What is the joy in the life of a solitary? I have never been able to accept that joy was really the temporary feeling of achievement in the world, or any of the entertainments people take part in. This morning, as I was not-going-in-a-race, I wondered about myself. Why do I run? What are the depths of my running? It is hard to notice the depths of my being while I am paying attention to others; even if I am having fun serving, the silence of God gets lost. Listening to the silence, immersing my consciousness in quiet, and stilling my ego, are what fill me with peace and strengthen me.
When I am unhappy, it is because I have denied my ego some worldly accomplishment. Maybe the practice of denying the ego comes from my monastic years; it is not part of A Course in Miracles (exactly). But what seems joyful to most people seems like ego feeding to me; and I deny myself those worldly pleasures. I don’t think of worldly pleasures as sin, but as distractions from God because they let the ego’s noise supersede God’s quiet.

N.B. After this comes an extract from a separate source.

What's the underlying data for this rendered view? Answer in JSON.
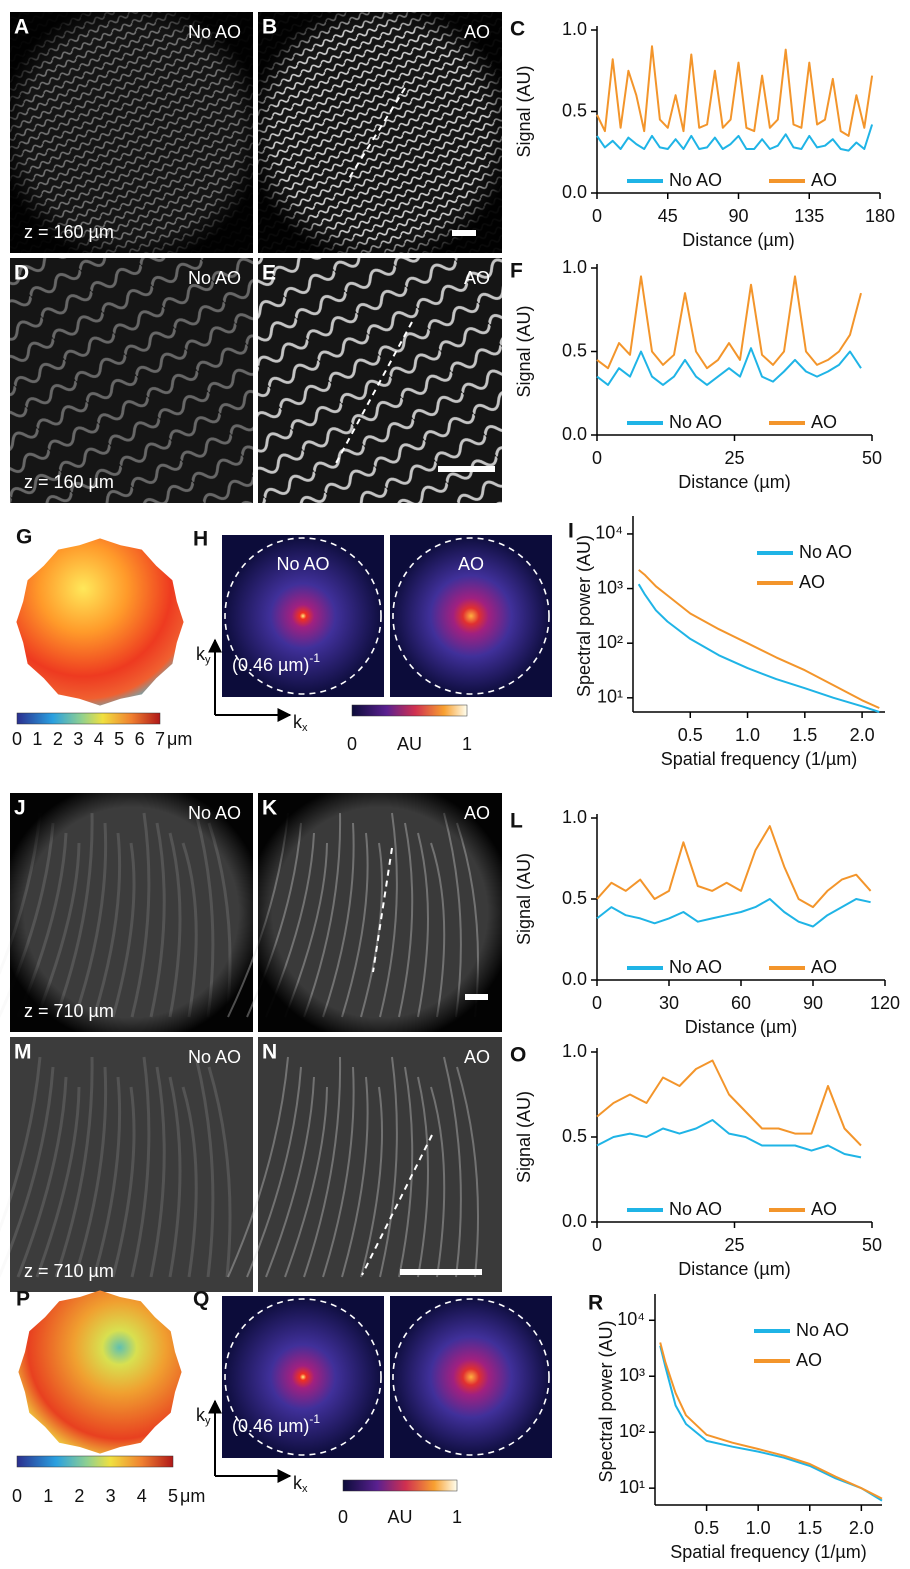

I have been a runner over 30 years. I ran in a skirt while I was a nun. Yes, I’ve been in many races; but logged 999 times more hours just running. When I heard about what happened to people at the extremes of endurance, I heard about a state of mind I wanted. So I entered ultra-marathons. But I know, I’ve been working at endurance as my pathway to my soul since I was 14 years old. So I now am learning to run the hours alone, without the venue of a race and its associated ego traps.
This morning I ran 10.8 miles on the flat path and 9 miles on the trail. I ran for 4h17 min.
I did get the feeling about endurance which I love. To me it is a feeling of eternity, like my mind opens up or expands for a moment. During these moments, I also get the feeling I touched some greater depth inside. This feeling is my lure for long distance. I think it is why people run 100 miles or 3,100 miles or whatever. We want to touch our deepest inner being and stay touched; but our bodies aren't really up to it and we have to stop.